A recent analysis underscores the potential fallout from allowing the TCJA provisions to expire. According to the study, not extending these tax cuts could jeopardize 1.1 million jobs and $126 billion in employee compensation across various industries, with the manufacturing sector facing particularly severe consequences. The pass-through deduction, which allows businesses to deduct up to 20% of their qualified income, is especially critical since around 96% of U.S. businesses fall into this category. Many manufacturers are concerned that losing this deduction would hinder their ability to invest and innovate.

In addition to the pass-through deduction, the TCJA’s reduction of marginal tax rates for individuals is also at stake. If these rates revert to pre-TCJA levels, taxpayers would face higher tax burdens, which could dampen consumer spending and overall economic activity. The TCJA also doubled the estate tax exemption, a provision that benefits small businesses and families, particularly family-owned farms and manufacturers. This exemption simplifies the process of transferring businesses without incurring heavy tax liabilities, a crucial factor for many family-owned enterprises.
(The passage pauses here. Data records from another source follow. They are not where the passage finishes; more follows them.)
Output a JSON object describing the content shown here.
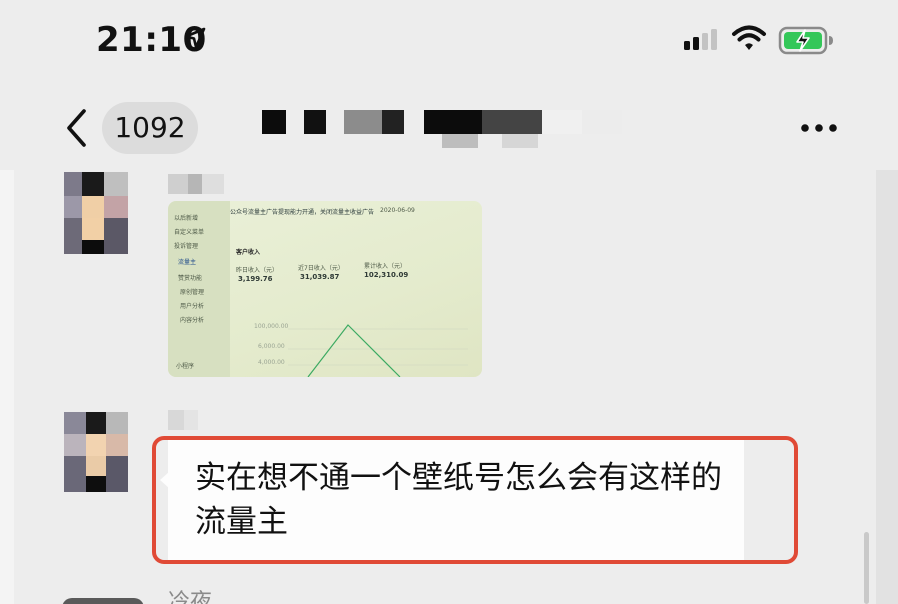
{
  "status_bar": {
    "time": "21:10",
    "icons": [
      "location-arrow-icon",
      "signal-icon",
      "wifi-icon",
      "battery-charging-icon"
    ]
  },
  "nav": {
    "back_icon": "chevron-left-icon",
    "unread_count": "1092",
    "more_icon": "ellipsis-icon"
  },
  "messages": [
    {
      "type": "image",
      "screenshot": {
        "header": "公众号流量主广告提现能力开通，关闭流量主收益广告",
        "date": "2020-06-09",
        "menu": [
          "以后新增",
          "自定义菜单",
          "投诉管理",
          "流量主",
          "赞赏功能",
          "原创管理",
          "用户分析",
          "内容分析"
        ],
        "section_title": "客户收入",
        "metrics": [
          {
            "label": "昨日收入（元）",
            "value": "3,199.76"
          },
          {
            "label": "近7日收入（元）",
            "value": "31,039.87"
          },
          {
            "label": "累计收入（元）",
            "value": "102,310.09"
          }
        ],
        "axis": [
          "100,000.00",
          "6,000.00",
          "4,000.00"
        ],
        "footer": "小程序"
      }
    },
    {
      "type": "text",
      "text": "实在想不通一个壁纸号怎么会有这样的流量主"
    }
  ],
  "next_sender": "冷夜",
  "colors": {
    "background": "#ededed",
    "bubble": "#fdfdfd",
    "highlight": "#e04a36",
    "battery": "#34c759"
  }
}
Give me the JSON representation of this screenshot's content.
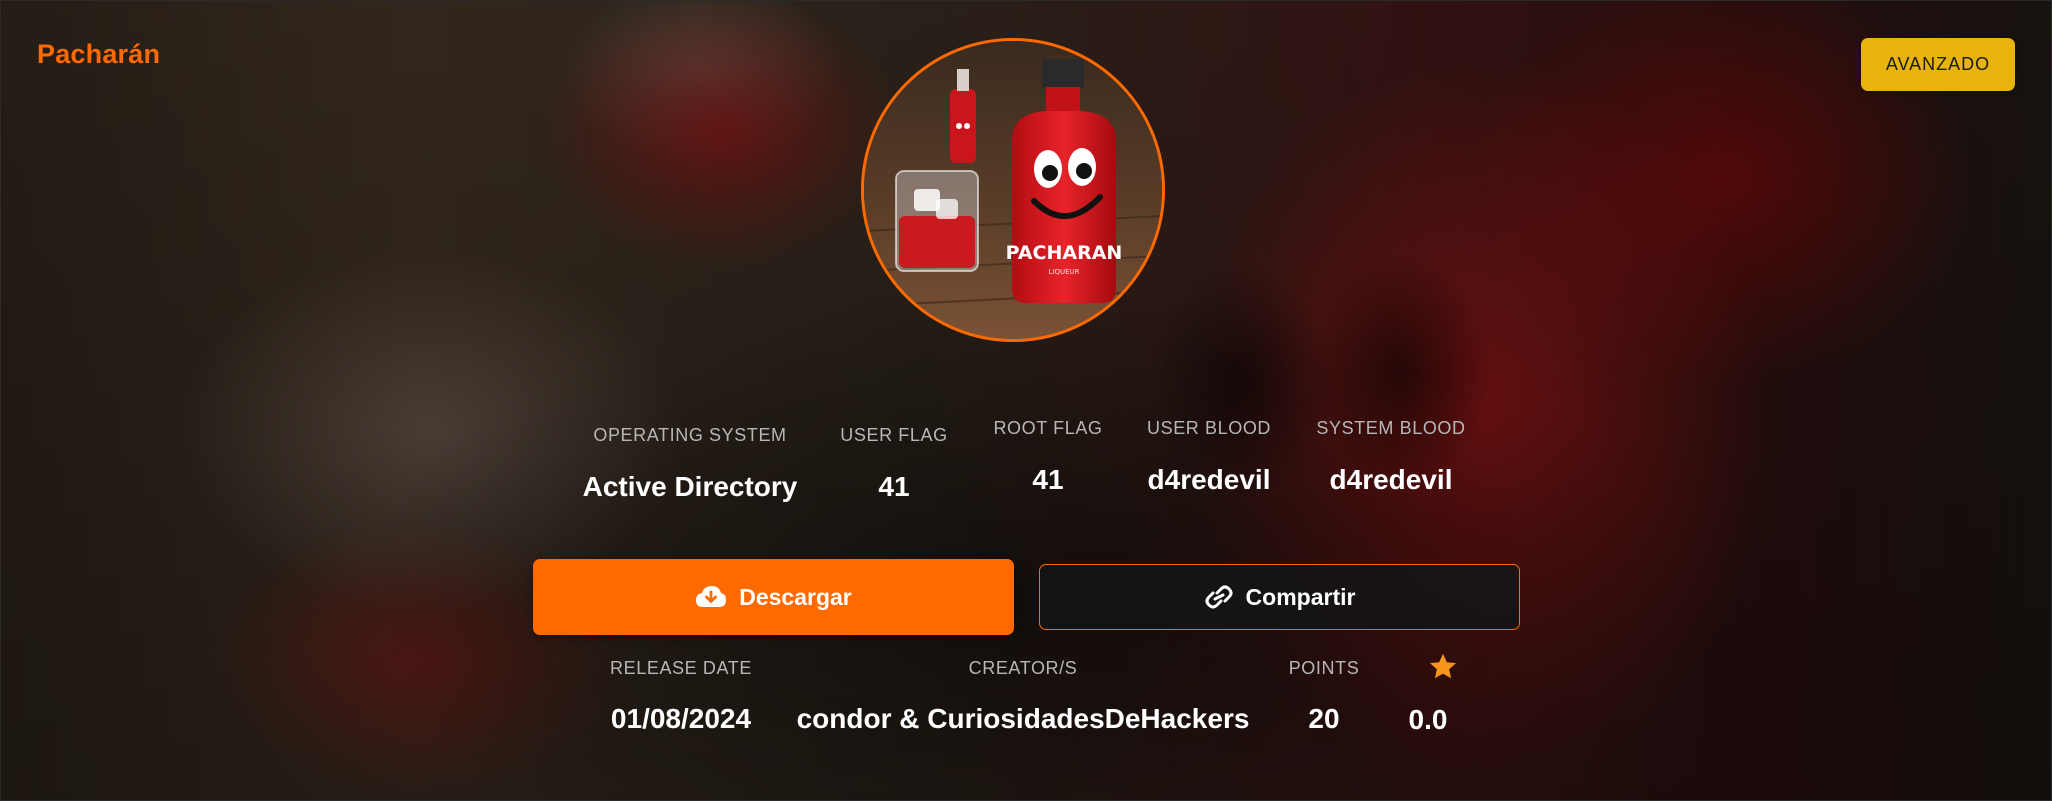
{
  "machine": {
    "name": "Pacharán",
    "difficulty": "AVANZADO"
  },
  "stats": {
    "os_label": "OPERATING SYSTEM",
    "os_value": "Active Directory",
    "user_flag_label": "USER FLAG",
    "user_flag_value": "41",
    "root_flag_label": "ROOT FLAG",
    "root_flag_value": "41",
    "user_blood_label": "USER BLOOD",
    "user_blood_value": "d4redevil",
    "system_blood_label": "SYSTEM BLOOD",
    "system_blood_value": "d4redevil"
  },
  "actions": {
    "download_label": "Descargar",
    "share_label": "Compartir"
  },
  "details": {
    "release_date_label": "RELEASE DATE",
    "release_date_value": "01/08/2024",
    "creators_label": "CREATOR/S",
    "creators_value": "condor & CuriosidadesDeHackers",
    "points_label": "POINTS",
    "points_value": "20",
    "rating_value": "0.0"
  },
  "avatar": {
    "label_text": "PACHARAN",
    "sub_text": "LIQUEUR"
  },
  "icons": {
    "download": "cloud-download-icon",
    "share": "link-icon",
    "rating": "star-icon"
  },
  "colors": {
    "accent": "#ff6a00",
    "difficulty_badge": "#e8b40c",
    "star": "#f7941d"
  }
}
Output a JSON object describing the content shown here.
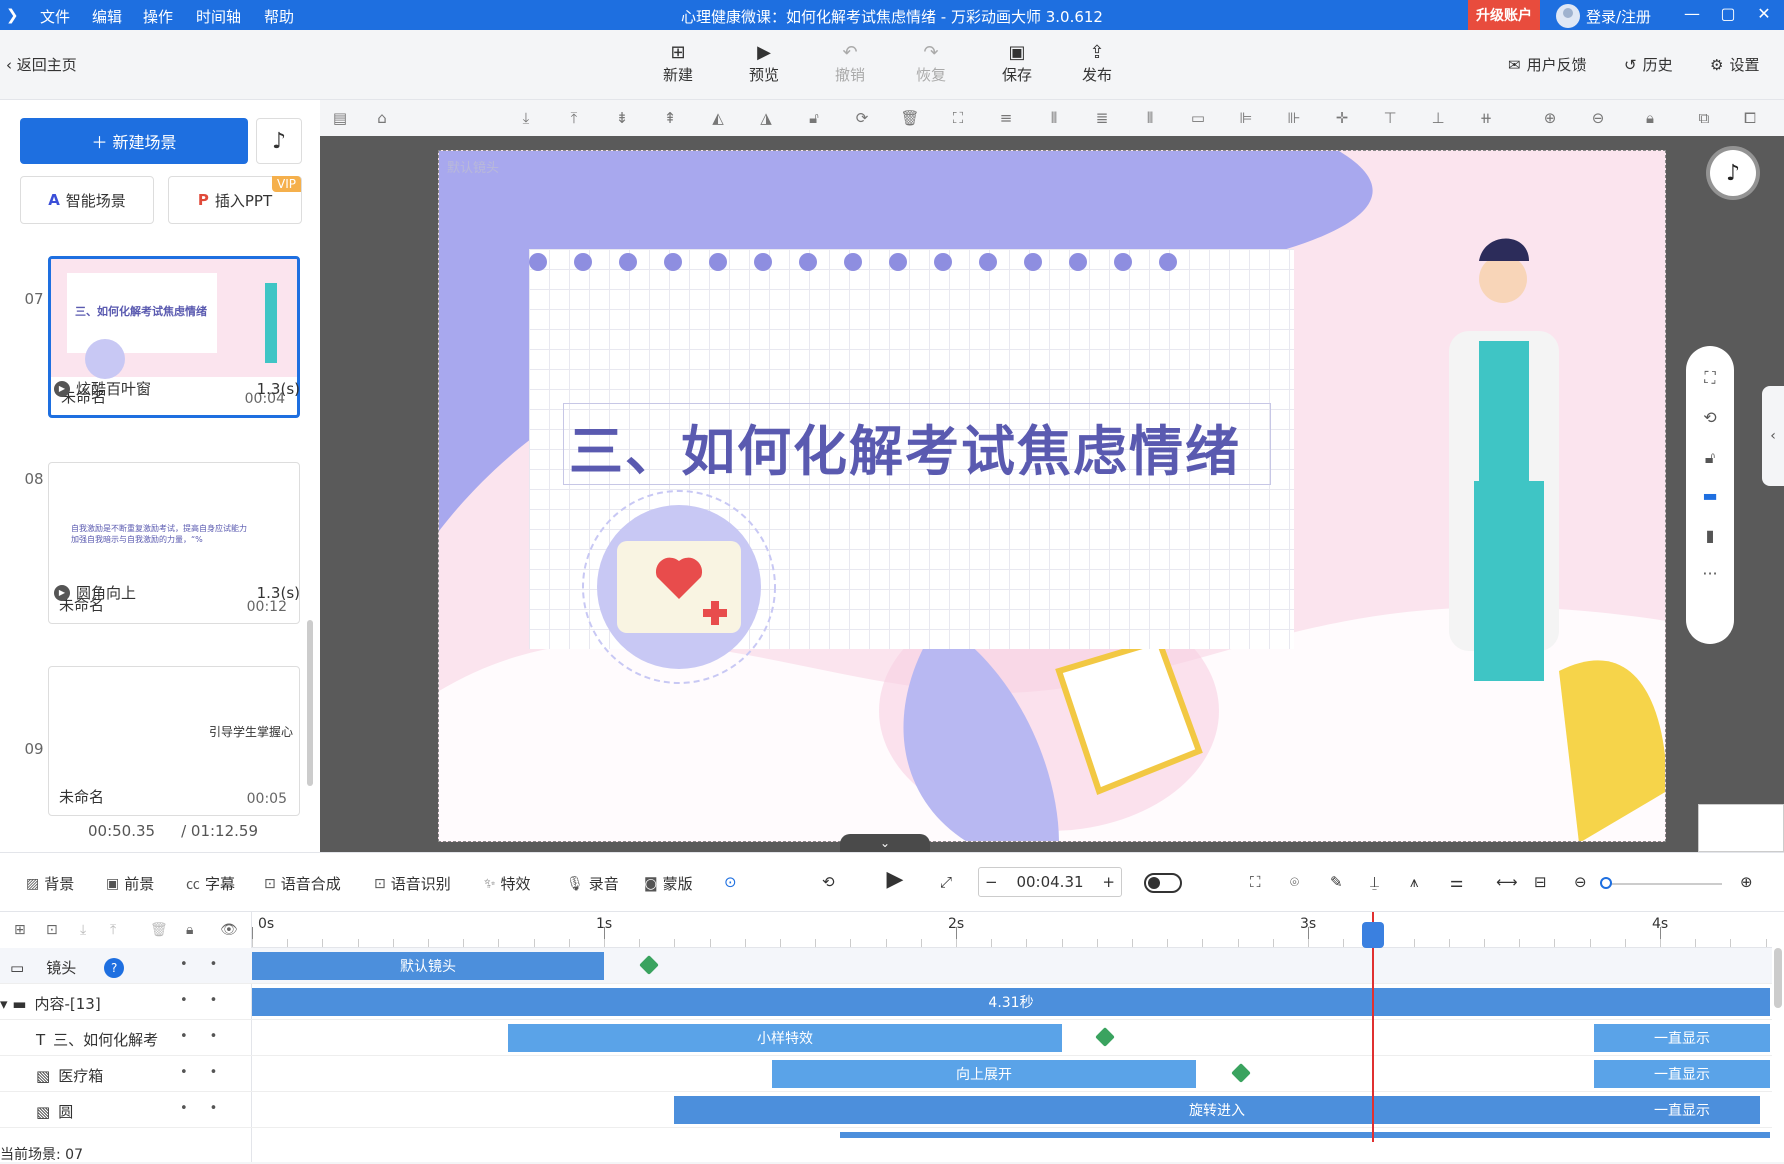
{
  "menu": [
    "文件",
    "编辑",
    "操作",
    "时间轴",
    "帮助"
  ],
  "window_title": "心理健康微课：如何化解考试焦虑情绪 - 万彩动画大师 3.0.612",
  "upgrade_label": "升级账户",
  "login_label": "登录/注册",
  "back_label": "返回主页",
  "toolbar": {
    "new": "新建",
    "preview": "预览",
    "undo": "撤销",
    "redo": "恢复",
    "save": "保存",
    "publish": "发布",
    "feedback": "用户反馈",
    "history": "历史",
    "settings": "设置"
  },
  "left": {
    "new_scene": "新建场景",
    "smart_scene": "智能场景",
    "insert_ppt": "插入PPT",
    "vip": "VIP",
    "scenes": [
      {
        "num": "07",
        "name": "未命名",
        "time": "00:04",
        "thumb_title": "三、如何化解考试焦虑情绪"
      },
      {
        "num": "08",
        "name": "未命名",
        "time": "00:12",
        "thumb_title": "自我激励是不断重复激励考试，提高自身应试能力\n加强自我暗示与自我激励的力量，“%"
      },
      {
        "num": "09",
        "name": "未命名",
        "time": "00:05",
        "thumb_title": "引导学生掌握心"
      }
    ],
    "transitions": [
      {
        "name": "炫酷百叶窗",
        "dur": "1.3(s)"
      },
      {
        "name": "圆角向上",
        "dur": "1.3(s)"
      }
    ],
    "current_time": "00:50.35",
    "total_time": "/ 01:12.59"
  },
  "canvas": {
    "camera_label": "默认镜头",
    "slide_title": "三、如何化解考试焦虑情绪",
    "colors": {
      "purple": "#a8a8ee",
      "pink": "#fbe4ee",
      "title": "#5a5ab0"
    }
  },
  "tl_toolbar": {
    "background": "背景",
    "foreground": "前景",
    "subtitle": "字幕",
    "tts": "语音合成",
    "asr": "语音识别",
    "effects": "特效",
    "record": "录音",
    "mask": "蒙版",
    "time": "00:04.31"
  },
  "timeline": {
    "ruler": [
      "0s",
      "1s",
      "2s",
      "3s",
      "4s"
    ],
    "rows": [
      {
        "label": "镜头",
        "bar": "默认镜头"
      },
      {
        "label": "内容-[13]",
        "bar": "4.31秒"
      },
      {
        "label": "三、如何化解考",
        "bar": "小样特效",
        "end": "一直显示"
      },
      {
        "label": "医疗箱",
        "bar": "向上展开",
        "end": "一直显示"
      },
      {
        "label": "圆",
        "bar": "旋转进入",
        "end": "一直显示"
      }
    ],
    "current_scene": "当前场景: 07"
  }
}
The TCJA included other important provisions that are set to expire or have already expired, such as full expensing and interest deductibility. Full expensing enables manufacturers to lower initial investment costs in equipment, while interest deductibility allows them to manage their financial obligations more effectively. The expiration of these provisions could greatly restrict manufacturers’ ability to invest and expand, with significant consequences for job creation.

The potential loss of these tax benefits is not just a concern for large manufacturers; it poses a threat to job security across the nation. In states like Texas and California, the expiration of TCJA provisions could lead to the loss of over 500,000 jobs and significantly affect employee compensation. The manufacturing industry, which plays a vital role in the U.S. economy, relies on the ability to fully expense costs, deduct interest, and treat business profits as income.

With the current legislative session, Congress has an opportunity to revise and extend these essential tax code provisions. The manufacturing sector serves as a prime example of how a simplified tax code can spur economic growth, create jobs, and increase wages. Industry advocates are urging lawmakers to act swiftly to protect the TCJA and ensure the continued strength of American manufacturing.